As outlined above, these phenomena all combine to interact with, and shape, the Eastern Caribbean
shorelines. These shorelines, however, differ, and may consist of a number of different types: sand
beaches, rocky cliffs or mangrove marshes.
The beaches of the Eastern Caribbean are typically formed from one, or (a combination), of three
sources:
•
Volcanic sand which produces black sand beaches;
•
Riverine (i.e. terrestrial), sand which forms brown sand beaches, and
• Coral fragments, which form white sand beaches.

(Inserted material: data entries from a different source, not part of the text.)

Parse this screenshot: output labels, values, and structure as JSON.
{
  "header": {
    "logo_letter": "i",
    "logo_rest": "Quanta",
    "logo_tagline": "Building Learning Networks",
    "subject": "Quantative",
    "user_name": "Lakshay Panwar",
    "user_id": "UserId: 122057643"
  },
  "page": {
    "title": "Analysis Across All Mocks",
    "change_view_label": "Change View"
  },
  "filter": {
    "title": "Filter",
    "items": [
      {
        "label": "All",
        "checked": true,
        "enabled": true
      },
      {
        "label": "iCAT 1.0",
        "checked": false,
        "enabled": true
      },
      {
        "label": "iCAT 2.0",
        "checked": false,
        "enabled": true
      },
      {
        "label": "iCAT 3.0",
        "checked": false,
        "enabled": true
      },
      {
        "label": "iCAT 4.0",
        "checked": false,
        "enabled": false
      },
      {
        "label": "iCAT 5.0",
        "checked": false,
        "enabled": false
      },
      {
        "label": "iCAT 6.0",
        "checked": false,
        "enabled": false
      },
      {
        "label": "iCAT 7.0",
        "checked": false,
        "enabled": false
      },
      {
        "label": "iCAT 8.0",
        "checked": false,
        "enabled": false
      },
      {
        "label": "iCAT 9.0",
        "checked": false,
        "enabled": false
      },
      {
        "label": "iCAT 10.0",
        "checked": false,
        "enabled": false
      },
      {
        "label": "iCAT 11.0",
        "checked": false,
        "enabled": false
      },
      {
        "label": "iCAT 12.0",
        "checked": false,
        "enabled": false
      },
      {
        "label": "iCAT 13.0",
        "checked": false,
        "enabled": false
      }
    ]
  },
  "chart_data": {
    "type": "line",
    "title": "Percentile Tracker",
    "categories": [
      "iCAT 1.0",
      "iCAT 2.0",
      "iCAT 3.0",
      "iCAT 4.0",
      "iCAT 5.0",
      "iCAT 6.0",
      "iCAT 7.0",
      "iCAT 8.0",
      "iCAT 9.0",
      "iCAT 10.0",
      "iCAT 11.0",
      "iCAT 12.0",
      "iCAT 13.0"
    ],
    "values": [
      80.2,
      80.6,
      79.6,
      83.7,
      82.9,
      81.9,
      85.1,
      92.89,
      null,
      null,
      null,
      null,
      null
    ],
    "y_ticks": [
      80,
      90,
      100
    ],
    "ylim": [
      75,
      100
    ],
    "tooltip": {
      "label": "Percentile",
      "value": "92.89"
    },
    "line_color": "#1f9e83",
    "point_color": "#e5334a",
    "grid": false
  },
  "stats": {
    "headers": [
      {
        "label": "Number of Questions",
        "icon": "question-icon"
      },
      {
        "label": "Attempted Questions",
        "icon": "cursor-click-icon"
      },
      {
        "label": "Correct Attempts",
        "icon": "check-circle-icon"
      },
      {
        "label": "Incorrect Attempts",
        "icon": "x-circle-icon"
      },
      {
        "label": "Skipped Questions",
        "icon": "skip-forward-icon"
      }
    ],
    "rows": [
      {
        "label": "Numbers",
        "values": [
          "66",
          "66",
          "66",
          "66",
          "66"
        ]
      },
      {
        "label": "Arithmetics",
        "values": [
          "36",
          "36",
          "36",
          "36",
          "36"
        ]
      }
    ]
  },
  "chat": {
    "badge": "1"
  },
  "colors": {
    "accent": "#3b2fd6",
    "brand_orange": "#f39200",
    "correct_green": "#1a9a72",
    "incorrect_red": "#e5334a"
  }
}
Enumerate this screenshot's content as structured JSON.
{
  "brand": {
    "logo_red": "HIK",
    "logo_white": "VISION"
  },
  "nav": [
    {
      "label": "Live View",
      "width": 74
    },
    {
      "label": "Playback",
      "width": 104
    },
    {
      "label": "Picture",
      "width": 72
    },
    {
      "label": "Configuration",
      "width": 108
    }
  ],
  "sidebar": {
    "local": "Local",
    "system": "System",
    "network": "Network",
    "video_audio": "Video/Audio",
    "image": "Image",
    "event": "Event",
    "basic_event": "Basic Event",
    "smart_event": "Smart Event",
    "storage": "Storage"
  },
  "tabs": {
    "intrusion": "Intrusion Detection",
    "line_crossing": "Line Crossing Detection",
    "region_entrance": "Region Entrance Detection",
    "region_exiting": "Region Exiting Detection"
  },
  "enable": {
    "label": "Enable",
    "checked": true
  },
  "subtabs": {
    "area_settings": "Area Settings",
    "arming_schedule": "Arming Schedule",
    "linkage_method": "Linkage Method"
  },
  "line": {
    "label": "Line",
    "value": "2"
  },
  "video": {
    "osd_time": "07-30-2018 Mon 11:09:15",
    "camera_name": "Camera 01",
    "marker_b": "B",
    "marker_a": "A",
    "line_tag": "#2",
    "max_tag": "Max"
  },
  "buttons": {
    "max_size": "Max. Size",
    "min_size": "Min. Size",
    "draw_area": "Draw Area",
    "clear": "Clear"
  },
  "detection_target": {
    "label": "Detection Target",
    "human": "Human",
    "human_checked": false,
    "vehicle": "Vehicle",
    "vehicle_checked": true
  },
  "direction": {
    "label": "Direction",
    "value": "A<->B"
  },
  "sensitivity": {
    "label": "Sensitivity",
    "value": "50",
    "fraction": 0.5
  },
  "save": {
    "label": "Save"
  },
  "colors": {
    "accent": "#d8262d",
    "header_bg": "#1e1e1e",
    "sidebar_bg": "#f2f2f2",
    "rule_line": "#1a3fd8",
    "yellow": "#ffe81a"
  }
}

In many locations, sand from these sources mix at the shoreline. The ongoing transport of sand in
an alongshore direction (as a result of wave action) contributes to the sediment budget, whereby
sand is brought both into, and out of, a section of shoreline. Depending on the relative differences
between these two rates, the shoreline may either erode or accrete. In the development of a Coastal
Zone Management Plan, or in the preparation of coastal infrastructure designs, it is essential to
have some knowledge of the sediment budget and the impact(s) of any proposed structures on it.
As is to be expected, rocky shorelines are much more resistant to erosion than their sandy
counterparts. These rock cliffs may be coral, or may be composed of a harder substrate such as
granite. Coral cliffs have been documented to erode at the rate of approximately 5 mm/year,
however, harder substrate types are much more resistant to erosion.
Mangrove/marsh type shorelines typically occur in low wave energy environments. Because of the
complex root structure of these plants, they tend to anchor the shoreline substrate. They also
facilitate the settlement of silt and mud, which may be washed out of backshore areas during times
of heavy rainfall.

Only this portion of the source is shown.